Along with “Make America Great Again,” one of the favorite slogans recycled ad nauseam by followers of the Very Stable Genius is that the “Silent Majority” supports him. Like the MAGA slogan itself, which was cribbed from Ronald Reagan’s 1980 presidential campaign, the phrase is plagiarized, in this case from a speech Richard Nixon gave as president in 1969. In historical context, it was a stroke of political genius, like many of Nixon’s moves, because it captured a feeling among many Americans that the antiwar and civil rights movements had gone too far and were destroying the country, while their opponents were getting little attention. Nixon wanted the votes of everyone who felt that way, and he must have come amazingly close to capturing them all, given the size of his landslide reelection victory three years later.

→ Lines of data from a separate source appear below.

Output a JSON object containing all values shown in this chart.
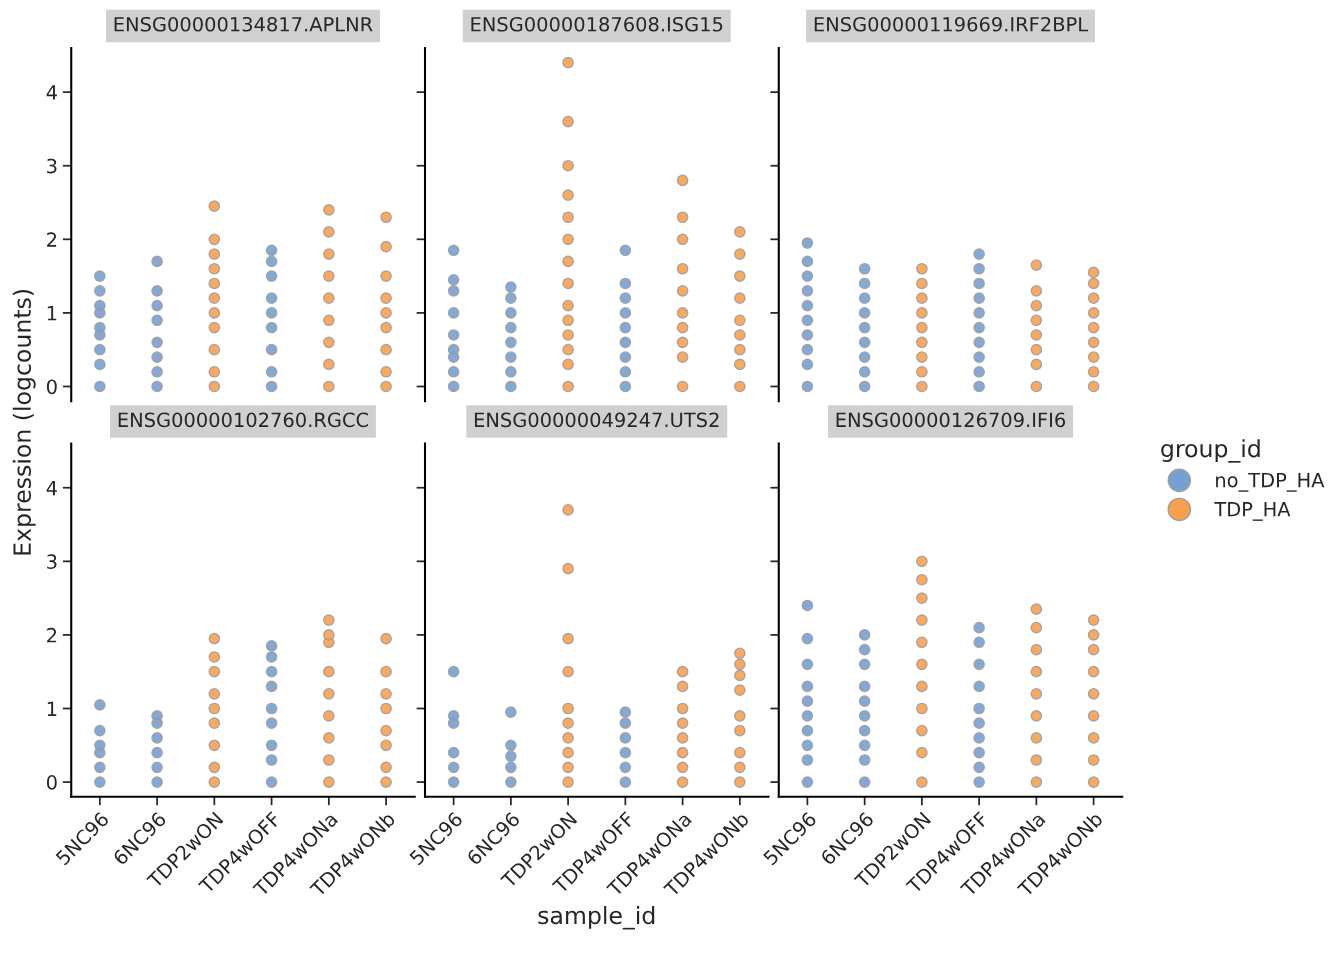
{
  "chart_data": [
    {
      "type": "scatter",
      "title": "ENSG00000134817.APLNR",
      "ylabel": "Expression (logcounts)",
      "categories": [
        "5NC96",
        "6NC96",
        "TDP2wON",
        "TDP4wOFF",
        "TDP4wONa",
        "TDP4wONb"
      ],
      "ylim": [
        -0.2,
        4.6
      ],
      "yticks": [
        0,
        1,
        2,
        3,
        4
      ],
      "tick_labels": "y",
      "marker": "circle",
      "series": [
        {
          "color": "#76a0d4",
          "x": [
            "5NC96",
            "5NC96",
            "5NC96",
            "5NC96",
            "5NC96",
            "5NC96",
            "5NC96",
            "5NC96",
            "5NC96",
            "6NC96",
            "6NC96",
            "6NC96",
            "6NC96",
            "6NC96",
            "6NC96",
            "6NC96",
            "6NC96",
            "TDP4wOFF",
            "TDP4wOFF",
            "TDP4wOFF",
            "TDP4wOFF",
            "TDP4wOFF",
            "TDP4wOFF",
            "TDP4wOFF",
            "TDP4wOFF",
            "TDP4wOFF"
          ],
          "values": [
            0,
            0.3,
            0.5,
            0.7,
            0.8,
            1.0,
            1.1,
            1.3,
            1.5,
            0,
            0.2,
            0.4,
            0.6,
            0.9,
            1.1,
            1.3,
            1.7,
            0,
            0.2,
            0.5,
            0.8,
            1.0,
            1.2,
            1.5,
            1.7,
            1.85
          ]
        },
        {
          "color": "#f9a04d",
          "x": [
            "TDP2wON",
            "TDP2wON",
            "TDP2wON",
            "TDP2wON",
            "TDP2wON",
            "TDP2wON",
            "TDP2wON",
            "TDP2wON",
            "TDP2wON",
            "TDP2wON",
            "TDP2wON",
            "TDP4wONa",
            "TDP4wONa",
            "TDP4wONa",
            "TDP4wONa",
            "TDP4wONa",
            "TDP4wONa",
            "TDP4wONa",
            "TDP4wONa",
            "TDP4wONa",
            "TDP4wONb",
            "TDP4wONb",
            "TDP4wONb",
            "TDP4wONb",
            "TDP4wONb",
            "TDP4wONb",
            "TDP4wONb",
            "TDP4wONb",
            "TDP4wONb"
          ],
          "values": [
            0,
            0.2,
            0.5,
            0.8,
            1.0,
            1.2,
            1.4,
            1.6,
            1.8,
            2.0,
            2.45,
            0,
            0.3,
            0.6,
            0.9,
            1.2,
            1.5,
            1.8,
            2.1,
            2.4,
            0,
            0.2,
            0.5,
            0.8,
            1.0,
            1.2,
            1.5,
            1.9,
            2.3
          ]
        }
      ]
    },
    {
      "type": "scatter",
      "title": "ENSG00000187608.ISG15",
      "categories": [
        "5NC96",
        "6NC96",
        "TDP2wON",
        "TDP4wOFF",
        "TDP4wONa",
        "TDP4wONb"
      ],
      "ylim": [
        -0.2,
        4.6
      ],
      "yticks": [
        0,
        1,
        2,
        3,
        4
      ],
      "tick_labels": false,
      "marker": "circle",
      "series": [
        {
          "color": "#76a0d4",
          "x": [
            "5NC96",
            "5NC96",
            "5NC96",
            "5NC96",
            "5NC96",
            "5NC96",
            "5NC96",
            "5NC96",
            "5NC96",
            "6NC96",
            "6NC96",
            "6NC96",
            "6NC96",
            "6NC96",
            "6NC96",
            "6NC96",
            "6NC96",
            "TDP4wOFF",
            "TDP4wOFF",
            "TDP4wOFF",
            "TDP4wOFF",
            "TDP4wOFF",
            "TDP4wOFF",
            "TDP4wOFF",
            "TDP4wOFF",
            "TDP4wOFF"
          ],
          "values": [
            0,
            0.2,
            0.4,
            0.5,
            0.7,
            1.0,
            1.3,
            1.45,
            1.85,
            0,
            0.2,
            0.4,
            0.6,
            0.8,
            1.0,
            1.2,
            1.35,
            0,
            0.2,
            0.4,
            0.6,
            0.8,
            1.0,
            1.2,
            1.4,
            1.85
          ]
        },
        {
          "color": "#f9a04d",
          "x": [
            "TDP2wON",
            "TDP2wON",
            "TDP2wON",
            "TDP2wON",
            "TDP2wON",
            "TDP2wON",
            "TDP2wON",
            "TDP2wON",
            "TDP2wON",
            "TDP2wON",
            "TDP2wON",
            "TDP2wON",
            "TDP2wON",
            "TDP2wON",
            "TDP4wONa",
            "TDP4wONa",
            "TDP4wONa",
            "TDP4wONa",
            "TDP4wONa",
            "TDP4wONa",
            "TDP4wONa",
            "TDP4wONa",
            "TDP4wONa",
            "TDP4wONa",
            "TDP4wONb",
            "TDP4wONb",
            "TDP4wONb",
            "TDP4wONb",
            "TDP4wONb",
            "TDP4wONb",
            "TDP4wONb",
            "TDP4wONb",
            "TDP4wONb"
          ],
          "values": [
            0,
            0.3,
            0.5,
            0.7,
            0.9,
            1.1,
            1.4,
            1.7,
            2.0,
            2.3,
            2.6,
            3.0,
            3.6,
            4.4,
            0,
            0.4,
            0.6,
            0.8,
            1.0,
            1.3,
            1.6,
            2.0,
            2.3,
            2.8,
            0,
            0.3,
            0.5,
            0.7,
            0.9,
            1.2,
            1.5,
            1.8,
            2.1
          ]
        }
      ]
    },
    {
      "type": "scatter",
      "title": "ENSG00000119669.IRF2BPL",
      "categories": [
        "5NC96",
        "6NC96",
        "TDP2wON",
        "TDP4wOFF",
        "TDP4wONa",
        "TDP4wONb"
      ],
      "ylim": [
        -0.2,
        4.6
      ],
      "yticks": [
        0,
        1,
        2,
        3,
        4
      ],
      "tick_labels": false,
      "marker": "circle",
      "legend": "right",
      "legend_title": "group_id",
      "series": [
        {
          "name": "no_TDP_HA",
          "color": "#76a0d4",
          "x": [
            "5NC96",
            "5NC96",
            "5NC96",
            "5NC96",
            "5NC96",
            "5NC96",
            "5NC96",
            "5NC96",
            "5NC96",
            "5NC96",
            "6NC96",
            "6NC96",
            "6NC96",
            "6NC96",
            "6NC96",
            "6NC96",
            "6NC96",
            "6NC96",
            "6NC96",
            "TDP4wOFF",
            "TDP4wOFF",
            "TDP4wOFF",
            "TDP4wOFF",
            "TDP4wOFF",
            "TDP4wOFF",
            "TDP4wOFF",
            "TDP4wOFF",
            "TDP4wOFF",
            "TDP4wOFF"
          ],
          "values": [
            0,
            0.3,
            0.5,
            0.7,
            0.9,
            1.1,
            1.3,
            1.5,
            1.7,
            1.95,
            0,
            0.2,
            0.4,
            0.6,
            0.8,
            1.0,
            1.2,
            1.4,
            1.6,
            0,
            0.2,
            0.4,
            0.6,
            0.8,
            1.0,
            1.2,
            1.4,
            1.6,
            1.8
          ]
        },
        {
          "name": "TDP_HA",
          "color": "#f9a04d",
          "x": [
            "TDP2wON",
            "TDP2wON",
            "TDP2wON",
            "TDP2wON",
            "TDP2wON",
            "TDP2wON",
            "TDP2wON",
            "TDP2wON",
            "TDP2wON",
            "TDP4wONa",
            "TDP4wONa",
            "TDP4wONa",
            "TDP4wONa",
            "TDP4wONa",
            "TDP4wONa",
            "TDP4wONa",
            "TDP4wONa",
            "TDP4wONb",
            "TDP4wONb",
            "TDP4wONb",
            "TDP4wONb",
            "TDP4wONb",
            "TDP4wONb",
            "TDP4wONb",
            "TDP4wONb",
            "TDP4wONb"
          ],
          "values": [
            0,
            0.2,
            0.4,
            0.6,
            0.8,
            1.0,
            1.2,
            1.4,
            1.6,
            0,
            0.3,
            0.5,
            0.7,
            0.9,
            1.1,
            1.3,
            1.65,
            0,
            0.2,
            0.4,
            0.6,
            0.8,
            1.0,
            1.2,
            1.4,
            1.55
          ]
        }
      ]
    },
    {
      "type": "scatter",
      "title": "ENSG00000102760.RGCC",
      "categories": [
        "5NC96",
        "6NC96",
        "TDP2wON",
        "TDP4wOFF",
        "TDP4wONa",
        "TDP4wONb"
      ],
      "ylim": [
        -0.2,
        4.6
      ],
      "yticks": [
        0,
        1,
        2,
        3,
        4
      ],
      "marker": "circle",
      "series": [
        {
          "color": "#76a0d4",
          "x": [
            "5NC96",
            "5NC96",
            "5NC96",
            "5NC96",
            "5NC96",
            "5NC96",
            "6NC96",
            "6NC96",
            "6NC96",
            "6NC96",
            "6NC96",
            "6NC96",
            "TDP4wOFF",
            "TDP4wOFF",
            "TDP4wOFF",
            "TDP4wOFF",
            "TDP4wOFF",
            "TDP4wOFF",
            "TDP4wOFF",
            "TDP4wOFF",
            "TDP4wOFF"
          ],
          "values": [
            0,
            0.2,
            0.4,
            0.5,
            0.7,
            1.05,
            0,
            0.2,
            0.4,
            0.6,
            0.8,
            0.9,
            0,
            0.3,
            0.5,
            0.8,
            1.0,
            1.3,
            1.5,
            1.7,
            1.85
          ]
        },
        {
          "color": "#f9a04d",
          "x": [
            "TDP2wON",
            "TDP2wON",
            "TDP2wON",
            "TDP2wON",
            "TDP2wON",
            "TDP2wON",
            "TDP2wON",
            "TDP2wON",
            "TDP2wON",
            "TDP4wONa",
            "TDP4wONa",
            "TDP4wONa",
            "TDP4wONa",
            "TDP4wONa",
            "TDP4wONa",
            "TDP4wONa",
            "TDP4wONa",
            "TDP4wONa",
            "TDP4wONb",
            "TDP4wONb",
            "TDP4wONb",
            "TDP4wONb",
            "TDP4wONb",
            "TDP4wONb",
            "TDP4wONb",
            "TDP4wONb"
          ],
          "values": [
            0,
            0.2,
            0.5,
            0.8,
            1.0,
            1.2,
            1.5,
            1.7,
            1.95,
            0,
            0.3,
            0.6,
            0.9,
            1.2,
            1.5,
            1.9,
            2.0,
            2.2,
            0,
            0.2,
            0.5,
            0.7,
            1.0,
            1.2,
            1.5,
            1.95
          ]
        }
      ]
    },
    {
      "type": "scatter",
      "title": "ENSG00000049247.UTS2",
      "xlabel": "sample_id",
      "categories": [
        "5NC96",
        "6NC96",
        "TDP2wON",
        "TDP4wOFF",
        "TDP4wONa",
        "TDP4wONb"
      ],
      "ylim": [
        -0.2,
        4.6
      ],
      "yticks": [
        0,
        1,
        2,
        3,
        4
      ],
      "tick_labels": "x",
      "marker": "circle",
      "series": [
        {
          "color": "#76a0d4",
          "x": [
            "5NC96",
            "5NC96",
            "5NC96",
            "5NC96",
            "5NC96",
            "5NC96",
            "6NC96",
            "6NC96",
            "6NC96",
            "6NC96",
            "6NC96",
            "TDP4wOFF",
            "TDP4wOFF",
            "TDP4wOFF",
            "TDP4wOFF",
            "TDP4wOFF",
            "TDP4wOFF"
          ],
          "values": [
            0,
            0.2,
            0.4,
            0.8,
            0.9,
            1.5,
            0,
            0.2,
            0.35,
            0.5,
            0.95,
            0,
            0.2,
            0.4,
            0.6,
            0.8,
            0.95
          ]
        },
        {
          "color": "#f9a04d",
          "x": [
            "TDP2wON",
            "TDP2wON",
            "TDP2wON",
            "TDP2wON",
            "TDP2wON",
            "TDP2wON",
            "TDP2wON",
            "TDP2wON",
            "TDP2wON",
            "TDP2wON",
            "TDP4wONa",
            "TDP4wONa",
            "TDP4wONa",
            "TDP4wONa",
            "TDP4wONa",
            "TDP4wONa",
            "TDP4wONa",
            "TDP4wONa",
            "TDP4wONb",
            "TDP4wONb",
            "TDP4wONb",
            "TDP4wONb",
            "TDP4wONb",
            "TDP4wONb",
            "TDP4wONb",
            "TDP4wONb",
            "TDP4wONb"
          ],
          "values": [
            0,
            0.2,
            0.4,
            0.6,
            0.8,
            1.0,
            1.5,
            1.95,
            2.9,
            3.7,
            0,
            0.2,
            0.4,
            0.6,
            0.8,
            1.0,
            1.3,
            1.5,
            0,
            0.2,
            0.4,
            0.7,
            0.9,
            1.25,
            1.45,
            1.6,
            1.75
          ]
        }
      ]
    },
    {
      "type": "scatter",
      "title": "ENSG00000126709.IFI6",
      "categories": [
        "5NC96",
        "6NC96",
        "TDP2wON",
        "TDP4wOFF",
        "TDP4wONa",
        "TDP4wONb"
      ],
      "ylim": [
        -0.2,
        4.6
      ],
      "yticks": [
        0,
        1,
        2,
        3,
        4
      ],
      "tick_labels": "x",
      "marker": "circle",
      "series": [
        {
          "color": "#76a0d4",
          "x": [
            "5NC96",
            "5NC96",
            "5NC96",
            "5NC96",
            "5NC96",
            "5NC96",
            "5NC96",
            "5NC96",
            "5NC96",
            "5NC96",
            "6NC96",
            "6NC96",
            "6NC96",
            "6NC96",
            "6NC96",
            "6NC96",
            "6NC96",
            "6NC96",
            "6NC96",
            "6NC96",
            "TDP4wOFF",
            "TDP4wOFF",
            "TDP4wOFF",
            "TDP4wOFF",
            "TDP4wOFF",
            "TDP4wOFF",
            "TDP4wOFF",
            "TDP4wOFF",
            "TDP4wOFF",
            "TDP4wOFF"
          ],
          "values": [
            0,
            0.3,
            0.5,
            0.7,
            0.9,
            1.1,
            1.3,
            1.6,
            1.95,
            2.4,
            0,
            0.3,
            0.5,
            0.7,
            0.9,
            1.1,
            1.3,
            1.6,
            1.8,
            2.0,
            0,
            0.2,
            0.4,
            0.6,
            0.8,
            1.0,
            1.3,
            1.6,
            1.9,
            2.1
          ]
        },
        {
          "color": "#f9a04d",
          "x": [
            "TDP2wON",
            "TDP2wON",
            "TDP2wON",
            "TDP2wON",
            "TDP2wON",
            "TDP2wON",
            "TDP2wON",
            "TDP2wON",
            "TDP2wON",
            "TDP2wON",
            "TDP2wON",
            "TDP4wONa",
            "TDP4wONa",
            "TDP4wONa",
            "TDP4wONa",
            "TDP4wONa",
            "TDP4wONa",
            "TDP4wONa",
            "TDP4wONa",
            "TDP4wONa",
            "TDP4wONb",
            "TDP4wONb",
            "TDP4wONb",
            "TDP4wONb",
            "TDP4wONb",
            "TDP4wONb",
            "TDP4wONb",
            "TDP4wONb",
            "TDP4wONb"
          ],
          "values": [
            0,
            0.4,
            0.7,
            1.0,
            1.3,
            1.6,
            1.9,
            2.2,
            2.5,
            2.75,
            3.0,
            0,
            0.3,
            0.6,
            0.9,
            1.2,
            1.5,
            1.8,
            2.1,
            2.35,
            0,
            0.3,
            0.6,
            0.9,
            1.2,
            1.5,
            1.8,
            2.0,
            2.2
          ]
        }
      ]
    }
  ]
}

In our time, the phrase is false in every measurable way. The VSG lost the popular vote by a margin of millions both times he ran, and his supporters certainly aren’t quiet about their feelings. But they believe themselves to be the majority, at least the rightful majority of right-thinking Americans, and to have suffered in silence while ill-defined “elites” and welfare and immigrant freeloaders profited at their expense. And in politics, as Democrats and liberals of the we-believe-in-science variety keep learning to their chagrin, you win on emotions, whether or not they have any bearing on reality. The trick they have not learned is that of the emotional appeal that is based on truth, not on a farrago of lies with a few powerful but distorted truths mixed in, the latter a tactic the VSG knows how to pull off to perfection.
Not that the VSG’s opponents and mainstream media are free of all misconceptions themselves. Perhaps the most significant such false beliefs concern the true identity of the most extreme and dangerous VSG supporters. To take an important example, the Capitol putschists of January 6, 2021 are not rural trailer dwellers. They are largely urban residents, and many are the owners of small or medium-sized businesses. I can do no better than to recommend a close study by University of Chicago researchers of those prosecuted for invading the Capitol, and the estimated 21 million Americans who believe the falsehood that the election was stolen from the VSG, and that violence against the government is justified to right this supposed wrong. Eight million of these people own guns, the researchers found, and 4 million have prior military experience. If that doesn’t scare you, I don’t know what will. Comparisons with the “lower middle class” Germans who were the backbone of Nazi Party support are very interesting, but we are talking about two very different countries with dissimilar cultures at very different moments in history. In both cases, however, it’s fair to say that the fascists are not the majority of “the people,” nor are they a revolt by “the wretched of the earth” or “peasants with pitchforks.” They can and must be stopped, but we must know whom we are struggling with.